The top-seeded and No.2-ranked Wake Forest Men’s Soccer team saw their 2018 season come to a close on Sunday evening in the NCAA Tournament Round 16 after a 1-0 loss at Spry Stadium against No. 16-ranked Akron.
“That’s a tough pill to swallow,” said Head Coach Bobby Muuss. “But Akron did everything they needed to do to win so congratulations to them.”
Not only was this the end to the team’s season, but the final match as a Demon Deacon for seniors Brad Dunwell, Sam Raben and Logan Gdula, who led the team all season long. The team’s record during their time at Wake Forest has been 73-11-7.
“The staff, the guys, the facility, Wake Forest is unlike any other college soccer program,” Raben said after the match.
“Playing with these seniors has been an incredible opportunity” said junior defender Michael DeShields. “I don’t know what I’d do without them — they have nurtured me, they brought me into this program when I was a freshman, and they have taken care of me all these years. I can’t thank them enough.”
The first half went back and forth between the Deacs and the Zips, ending in a draw with four shots on goal for each team. Wake Forest, however, was out-fouled 19-6.
The second half was different. After only 51 seconds in, Akron’s Marcel Zajac fired a shot into the bottom left corner of the net off of a cross by David Egbo on the ground inside of the box. This one goal proved to be enough to enable Akron to move on to the Elite Eight.
“We were late on the backside, and the kid just got a toe to it,” said captain and defender Sam Raben, describing the goal.
The action-packed second half ended with the Deacs outshooting the Zips 9-2 and possessing the ball for the majority of play, even though they were not able to get the equalizer.
Despite the early goal, Muuss described this last 45 minutes as “one of the best second-half performances we have had all season” due to the way that the Deacs dominated.

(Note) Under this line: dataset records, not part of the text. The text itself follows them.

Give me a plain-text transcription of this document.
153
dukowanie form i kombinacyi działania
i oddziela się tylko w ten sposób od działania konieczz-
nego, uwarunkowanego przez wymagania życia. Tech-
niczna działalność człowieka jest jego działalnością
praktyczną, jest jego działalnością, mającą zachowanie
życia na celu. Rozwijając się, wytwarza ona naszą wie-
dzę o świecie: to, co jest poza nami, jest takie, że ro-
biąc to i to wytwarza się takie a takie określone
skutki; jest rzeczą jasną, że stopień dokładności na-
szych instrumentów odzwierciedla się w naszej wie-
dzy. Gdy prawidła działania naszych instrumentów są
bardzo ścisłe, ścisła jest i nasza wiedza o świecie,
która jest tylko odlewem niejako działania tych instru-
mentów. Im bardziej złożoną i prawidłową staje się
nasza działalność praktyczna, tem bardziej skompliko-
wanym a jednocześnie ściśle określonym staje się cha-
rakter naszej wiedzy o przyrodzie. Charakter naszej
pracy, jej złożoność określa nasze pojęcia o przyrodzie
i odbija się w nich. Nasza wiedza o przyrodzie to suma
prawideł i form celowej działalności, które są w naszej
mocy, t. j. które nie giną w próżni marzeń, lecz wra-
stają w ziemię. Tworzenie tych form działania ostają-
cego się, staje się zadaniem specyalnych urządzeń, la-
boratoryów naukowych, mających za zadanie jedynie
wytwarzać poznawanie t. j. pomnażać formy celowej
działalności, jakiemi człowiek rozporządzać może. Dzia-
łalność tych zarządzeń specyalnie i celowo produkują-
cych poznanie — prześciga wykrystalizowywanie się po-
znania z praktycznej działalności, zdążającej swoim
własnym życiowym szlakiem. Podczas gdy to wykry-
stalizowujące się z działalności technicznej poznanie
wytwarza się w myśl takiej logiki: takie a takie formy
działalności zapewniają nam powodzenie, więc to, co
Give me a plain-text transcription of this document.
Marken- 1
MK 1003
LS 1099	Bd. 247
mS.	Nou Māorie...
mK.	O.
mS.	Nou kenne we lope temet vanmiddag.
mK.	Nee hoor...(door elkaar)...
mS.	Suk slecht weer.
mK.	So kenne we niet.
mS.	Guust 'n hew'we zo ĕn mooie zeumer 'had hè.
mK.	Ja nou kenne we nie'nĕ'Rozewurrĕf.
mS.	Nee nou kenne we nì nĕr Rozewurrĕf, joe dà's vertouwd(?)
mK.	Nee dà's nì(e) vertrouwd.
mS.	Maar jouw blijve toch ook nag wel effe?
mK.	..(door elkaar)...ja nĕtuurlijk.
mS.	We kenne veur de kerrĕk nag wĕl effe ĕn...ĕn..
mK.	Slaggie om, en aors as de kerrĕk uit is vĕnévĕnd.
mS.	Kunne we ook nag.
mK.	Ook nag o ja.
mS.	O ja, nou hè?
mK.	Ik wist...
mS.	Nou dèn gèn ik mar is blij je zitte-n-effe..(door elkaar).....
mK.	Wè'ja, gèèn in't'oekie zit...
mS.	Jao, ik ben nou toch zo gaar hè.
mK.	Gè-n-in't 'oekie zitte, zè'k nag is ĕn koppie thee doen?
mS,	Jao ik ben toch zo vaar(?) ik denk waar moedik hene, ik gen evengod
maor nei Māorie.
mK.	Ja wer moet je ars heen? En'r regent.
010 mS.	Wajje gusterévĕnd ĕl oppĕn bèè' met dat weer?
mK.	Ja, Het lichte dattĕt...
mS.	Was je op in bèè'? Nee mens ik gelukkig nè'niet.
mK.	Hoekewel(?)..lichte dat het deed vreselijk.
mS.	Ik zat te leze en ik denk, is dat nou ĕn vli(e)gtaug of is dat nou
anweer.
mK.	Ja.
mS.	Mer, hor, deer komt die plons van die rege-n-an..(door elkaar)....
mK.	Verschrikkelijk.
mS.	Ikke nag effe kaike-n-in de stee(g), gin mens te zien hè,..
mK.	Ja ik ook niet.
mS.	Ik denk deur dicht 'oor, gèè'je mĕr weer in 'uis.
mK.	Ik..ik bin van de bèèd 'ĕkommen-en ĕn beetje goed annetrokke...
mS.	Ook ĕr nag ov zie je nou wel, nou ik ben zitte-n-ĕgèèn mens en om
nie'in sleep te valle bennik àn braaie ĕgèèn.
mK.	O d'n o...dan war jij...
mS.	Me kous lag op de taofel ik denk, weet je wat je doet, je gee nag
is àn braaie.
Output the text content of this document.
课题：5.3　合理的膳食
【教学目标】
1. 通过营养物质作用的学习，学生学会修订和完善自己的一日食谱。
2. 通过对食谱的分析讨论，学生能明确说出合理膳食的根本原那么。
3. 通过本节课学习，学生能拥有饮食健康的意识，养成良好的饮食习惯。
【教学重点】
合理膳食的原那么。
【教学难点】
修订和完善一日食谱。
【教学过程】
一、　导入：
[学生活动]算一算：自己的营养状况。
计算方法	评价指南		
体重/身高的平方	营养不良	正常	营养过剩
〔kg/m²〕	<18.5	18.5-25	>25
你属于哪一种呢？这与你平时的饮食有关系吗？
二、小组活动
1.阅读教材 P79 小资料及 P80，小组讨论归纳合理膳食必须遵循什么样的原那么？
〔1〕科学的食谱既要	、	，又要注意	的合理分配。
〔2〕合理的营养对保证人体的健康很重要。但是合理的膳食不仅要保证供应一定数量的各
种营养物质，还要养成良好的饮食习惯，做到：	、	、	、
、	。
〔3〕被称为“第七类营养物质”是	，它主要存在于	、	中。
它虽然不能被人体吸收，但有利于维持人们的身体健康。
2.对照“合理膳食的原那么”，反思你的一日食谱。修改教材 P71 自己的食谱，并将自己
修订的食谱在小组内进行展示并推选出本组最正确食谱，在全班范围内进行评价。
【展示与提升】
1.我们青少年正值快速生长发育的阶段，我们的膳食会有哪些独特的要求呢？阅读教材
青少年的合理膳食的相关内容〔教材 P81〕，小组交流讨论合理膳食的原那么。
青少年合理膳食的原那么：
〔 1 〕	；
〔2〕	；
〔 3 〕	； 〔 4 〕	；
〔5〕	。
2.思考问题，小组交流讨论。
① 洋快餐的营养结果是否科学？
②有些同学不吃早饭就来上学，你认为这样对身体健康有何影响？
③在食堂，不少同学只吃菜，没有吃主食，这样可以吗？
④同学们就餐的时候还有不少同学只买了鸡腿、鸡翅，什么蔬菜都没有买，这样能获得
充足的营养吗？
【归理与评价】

While Wake Forest’s Aristotle Zarris, a freshman, was able to find the back of the net in the 89th minute of play off of a cross into the box by sophomore Machop Chol to tie the game, the goal was called offsides by the right linesman. Zarris was argued to have been just a step in front of the last defender when the ball left Chol’s foot.
“They played to the final whistle,” Muuss said. “How could you not be proud of them?”